I know that many Members across this House share my concern that Brexit and the removal of hard-won EU legislation will mean a race to the bottom for workers’ rights in the UK. In that respect, it is at least a little bit encouraging to see a commitment to continuing to increase minimum wages; however, as I have said time and again in this place, it does not go nearly far enough. The UK Government’s pretendy living wage is not enough to live on. The real living wage, as calculated by the Living Wage Foundation, is set at £9 an hour, or £10.55 an hour in London; the pretendy living wage falls short of that. For those of us who want a highly educated, highly skilled, high-wage economy, it continues to be extremely disappointing that the UK Government choose not to increase the minimum wage to a level people can actually live on.

High wages are linked to increased productivity—an issue the UK has struggled with for many, many years—increased staff retention and higher standards of workers. A substantial increase in wages is not a choice between acting in the interests of businesses and acting in the interests of employees; it is entirely possible to cover both. The attitude that I am hearing from Government Members is that the national living wage falls short of a real living wage, but we should celebrate it anyway because it represents a pay rise for working people. That shows a real lack of aspiration on the part of the UK Government—a Government who claim that they want to help people work their way out of poverty but whose actions fail those people time and again.

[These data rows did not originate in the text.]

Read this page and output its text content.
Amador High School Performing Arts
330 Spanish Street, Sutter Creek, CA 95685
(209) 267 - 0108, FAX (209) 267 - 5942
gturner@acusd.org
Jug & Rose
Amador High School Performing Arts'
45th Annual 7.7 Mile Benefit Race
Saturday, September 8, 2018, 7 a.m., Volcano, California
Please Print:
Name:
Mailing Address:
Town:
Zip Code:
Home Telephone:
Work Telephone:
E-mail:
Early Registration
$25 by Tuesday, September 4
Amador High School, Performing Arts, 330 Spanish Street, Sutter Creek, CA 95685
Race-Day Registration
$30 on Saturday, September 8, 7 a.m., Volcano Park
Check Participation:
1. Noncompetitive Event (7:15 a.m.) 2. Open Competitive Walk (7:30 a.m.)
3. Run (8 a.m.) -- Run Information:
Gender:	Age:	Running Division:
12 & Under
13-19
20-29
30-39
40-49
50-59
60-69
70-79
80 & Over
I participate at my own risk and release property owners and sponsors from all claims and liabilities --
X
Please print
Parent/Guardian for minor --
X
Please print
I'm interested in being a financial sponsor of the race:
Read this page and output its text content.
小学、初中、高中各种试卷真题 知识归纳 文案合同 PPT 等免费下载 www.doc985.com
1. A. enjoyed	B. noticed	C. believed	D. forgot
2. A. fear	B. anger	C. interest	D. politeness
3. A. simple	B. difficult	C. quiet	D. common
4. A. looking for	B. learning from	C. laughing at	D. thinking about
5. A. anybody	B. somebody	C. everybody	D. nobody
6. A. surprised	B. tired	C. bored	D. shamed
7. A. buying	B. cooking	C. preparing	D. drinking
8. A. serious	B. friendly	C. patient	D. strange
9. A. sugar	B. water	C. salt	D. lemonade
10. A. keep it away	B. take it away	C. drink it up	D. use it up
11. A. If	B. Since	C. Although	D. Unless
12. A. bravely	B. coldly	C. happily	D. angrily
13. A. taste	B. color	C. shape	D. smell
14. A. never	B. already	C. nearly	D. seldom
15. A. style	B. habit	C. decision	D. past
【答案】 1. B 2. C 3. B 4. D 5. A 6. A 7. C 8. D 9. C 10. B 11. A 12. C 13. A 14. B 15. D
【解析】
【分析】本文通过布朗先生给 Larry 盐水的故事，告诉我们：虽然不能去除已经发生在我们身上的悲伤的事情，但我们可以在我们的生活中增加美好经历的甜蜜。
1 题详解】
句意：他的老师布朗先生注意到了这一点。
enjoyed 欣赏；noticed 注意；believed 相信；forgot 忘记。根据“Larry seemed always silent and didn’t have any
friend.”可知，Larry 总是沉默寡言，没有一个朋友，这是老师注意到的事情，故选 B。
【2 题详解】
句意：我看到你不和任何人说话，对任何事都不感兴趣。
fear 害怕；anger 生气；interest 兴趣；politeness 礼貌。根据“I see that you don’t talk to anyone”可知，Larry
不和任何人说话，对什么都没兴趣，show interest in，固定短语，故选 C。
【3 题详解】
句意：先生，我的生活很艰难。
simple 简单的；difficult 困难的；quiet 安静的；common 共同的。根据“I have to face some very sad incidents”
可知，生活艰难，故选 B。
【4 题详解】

If this UK Government really wanted people to work their way out of poverty, they would be investing in our labour markets, increasing the powers of trade unions and improving the rights of those in insecure work. They are presiding over one of the lowest rates of real wage growth among the advanced nations of the G20. Andy Haldane at the Bank of England has described the past 10 years as “a lost decade” for workers, and the measures today will do very little to address that problem.

As things stand, the Chancellor is giving with one hand and taking away with the other. For those at the lower end of the income scale, the proposed increase in the minimum wage does not even offset the impact of the benefits freeze. I and my hon. Friends have consistently called for an end to the benefits freeze, which is a pay cut by stealth for some of the lowest earning people in this country. We welcome the Labour party’s commitment to scrap it, even if it did not feature in its 2017 manifesto.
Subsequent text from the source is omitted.